E por que privilegiadamente a sala de aula é o lugar de leitura e de escrita? Porque a sala de aula é o lugar onde o professor ensina, onde ele mostra, por sua presença e atuação, a importância da leitura: ele traz os livros, apresenta-os, quer que todos escolham o que vão ler, fica sabendo do interesse que se vai formando em cada um, faz sugestões, discute e aprofunda os assuntos, responde perguntas e lê com os alunos. A biblioteca é o lugar de outra vivência. Na biblioteca, o aluno, explora o seu acervo, expande seus interesses: descobre que existem múltiplos materiais para leitura, livros de todo o tipo e sobre todos os assuntos, ou concentra-se em uma leitura de aprofundamento de um determinado interesse, estimulado pela leitura em sala de aula. A sala de aula é o lugar de criação de vínculo com a leitura, de inserção do aluno na tradição do conhecimento. A biblioteca é o lugar do cultivo pessoal desse vínculo.

Ao lado da atividade de leitura orientada pelo gosto, pelo prazer de atribuir sentido a um texto, cada professor, na aula de sua respectiva área (ou dois ou mais professores em trabalho integrado) promoverá a leitura de textos que que devem ser aprofundados e todos poderão vivenciar o encantamento da descoberta dos muitos sentidos em textos decisivos para o conhecimento produzido pela humanidade. Esta inserção do aluno no universo da cultura letrada desenvolve a habilidade de dialogar com os textos lidos, através da capacidade de ler em profundidade e interpretar textos significativos para a formação de sua cidadania, cultura e sensibilidade.

Será importante, assim, que cada professor em sua sala de aula vincule ­ através da produção escrita ­ conteúdos e/ou conceitos específicos da área em que atua com a vida de seus alunos, solicitando-lhes que escrevam sobre aspectos de suas vivências socioculturais, propondo que esses textos sejam lidos para os colegas e discutidos em sala de aula. Cada professor lerá esses textos com interesse, pelo que querem expressar e não apenas para corrigir o Português ou verificar o acerto de suas respostas. Orientará a reescrita dos textos, sempre que necessário, para que digam com mais clareza e mais riqueza o que querem dizer.

Ler e escrever, portanto, implicam redimensionar as práticas e os espaços escolares. Isto leva a uma reflexão sobre a relação pessoal com o desenvolvimento da leitura e da escrita na sala de aula e, no limite, propõe o desencadeamento de novos modos de ser e fazer o ler e o escrever na escola: a formação de cidadãos e cidadãs para um mundo em permanente mudança nas suas escritas, e cada vez mais exigente quanto à qualidade da leitura.

A provocação que está lançada é que o tema ler e escrever, como tarefa de todas as áreas, motive um olhar e um refletir sobre a ação do professor e da escola em seu conjunto, sobre seus compromissos.

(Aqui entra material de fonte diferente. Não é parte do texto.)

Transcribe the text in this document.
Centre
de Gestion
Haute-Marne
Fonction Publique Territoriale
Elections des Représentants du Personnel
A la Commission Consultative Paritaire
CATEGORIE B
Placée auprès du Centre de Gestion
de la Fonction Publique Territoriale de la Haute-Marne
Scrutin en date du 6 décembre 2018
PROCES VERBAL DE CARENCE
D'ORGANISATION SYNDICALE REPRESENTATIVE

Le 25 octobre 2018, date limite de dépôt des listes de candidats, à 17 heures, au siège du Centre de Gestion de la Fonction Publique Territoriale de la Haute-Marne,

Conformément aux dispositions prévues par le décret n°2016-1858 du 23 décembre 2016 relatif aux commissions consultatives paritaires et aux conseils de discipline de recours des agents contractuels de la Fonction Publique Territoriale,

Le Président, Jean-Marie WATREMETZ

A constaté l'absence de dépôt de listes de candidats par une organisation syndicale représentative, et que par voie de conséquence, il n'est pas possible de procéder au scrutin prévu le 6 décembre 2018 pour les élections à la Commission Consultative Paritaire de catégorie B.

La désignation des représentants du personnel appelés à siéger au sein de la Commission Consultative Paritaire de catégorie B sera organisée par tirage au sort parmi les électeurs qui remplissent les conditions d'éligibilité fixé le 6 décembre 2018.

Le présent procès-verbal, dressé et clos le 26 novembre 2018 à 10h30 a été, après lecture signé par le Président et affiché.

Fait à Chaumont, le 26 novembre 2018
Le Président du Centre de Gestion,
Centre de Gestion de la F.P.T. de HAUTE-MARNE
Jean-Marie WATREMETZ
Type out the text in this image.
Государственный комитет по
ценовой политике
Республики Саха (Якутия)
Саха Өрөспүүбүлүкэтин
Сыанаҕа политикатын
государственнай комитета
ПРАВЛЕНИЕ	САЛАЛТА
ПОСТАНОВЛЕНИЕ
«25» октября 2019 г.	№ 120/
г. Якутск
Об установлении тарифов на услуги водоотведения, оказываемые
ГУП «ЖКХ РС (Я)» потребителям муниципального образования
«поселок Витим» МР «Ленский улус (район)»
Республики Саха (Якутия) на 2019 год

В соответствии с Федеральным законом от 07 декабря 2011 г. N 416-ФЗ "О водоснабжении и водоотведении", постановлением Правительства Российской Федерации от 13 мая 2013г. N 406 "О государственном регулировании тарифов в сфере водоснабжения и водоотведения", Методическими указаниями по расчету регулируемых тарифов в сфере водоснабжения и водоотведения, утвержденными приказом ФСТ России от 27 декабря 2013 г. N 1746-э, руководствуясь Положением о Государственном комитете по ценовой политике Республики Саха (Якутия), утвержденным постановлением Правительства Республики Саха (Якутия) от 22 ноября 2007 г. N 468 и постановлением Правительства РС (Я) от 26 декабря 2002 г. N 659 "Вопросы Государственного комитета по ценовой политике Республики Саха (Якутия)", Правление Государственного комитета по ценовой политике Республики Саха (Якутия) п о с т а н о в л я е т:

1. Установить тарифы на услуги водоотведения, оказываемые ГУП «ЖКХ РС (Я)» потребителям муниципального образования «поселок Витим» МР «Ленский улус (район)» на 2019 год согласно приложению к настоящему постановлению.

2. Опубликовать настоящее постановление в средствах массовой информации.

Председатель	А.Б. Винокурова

Esperamos que o tema venha a abrir perspectivas para que, na escola, um pergunte ao outro sobre o que pensa ser ler e escrever em sua área; que desperte o interagir orientando para uma formação mais ampla, completa e dinâmica; que seja viável encaminhar ações interdisciplinares possíveis e desejáveis. E ainda, que entre colegas professores possa se estabelecer um diálogo constante a respeito das atividades de ler e escrever, isto é, sobre a atividade de ensinar, oportunidade de construir sentido e produzir conhecimento.

Estes são os temas que serão apresentados na série:

PGM 1 ­ Para além da aula de língua portuguesa


O principal papel da escola já não é mais o de mera transmissão de informações. Hoje, exige-se que ela desenvolva a capacidade de aprender o que subentende o domínio da leitura e da escrita. Este programa pretende apontar dificuldades históricas de aprendizagem da leitura e da escrita da Língua Portuguesa e salientar que a leitura e a escrita podem ser práticas construídas com a participação das diferentes áreas e nos diferentes espaços da escola. Tal construção se dá pela participação do professor, criação de espaços coletivos para a ação comum e pela utilização de multiplicidade de linguagens e de novos códigos.

PGM 2 ­ História, Língua Estrangeira e Literatura


Ler e escrever são competências imprescindíveis nas aulas de História, Literatura e Língua Estrangeira, seja pela interpretação e (re)-escrita de um texto do livro didático ou fornecido pelo professor, seja por um outro documento.

O programa discute as alegadas dificuldades dos alunos para interpretar textos, imagens e mensagens, os objetos de trabalho mais freqüentes nas aulas dessas disciplinas. Aponta ainda as aprendizagens de leitura e escrita que competem a todos os professores de História, Língua Estrangeira e Literatura.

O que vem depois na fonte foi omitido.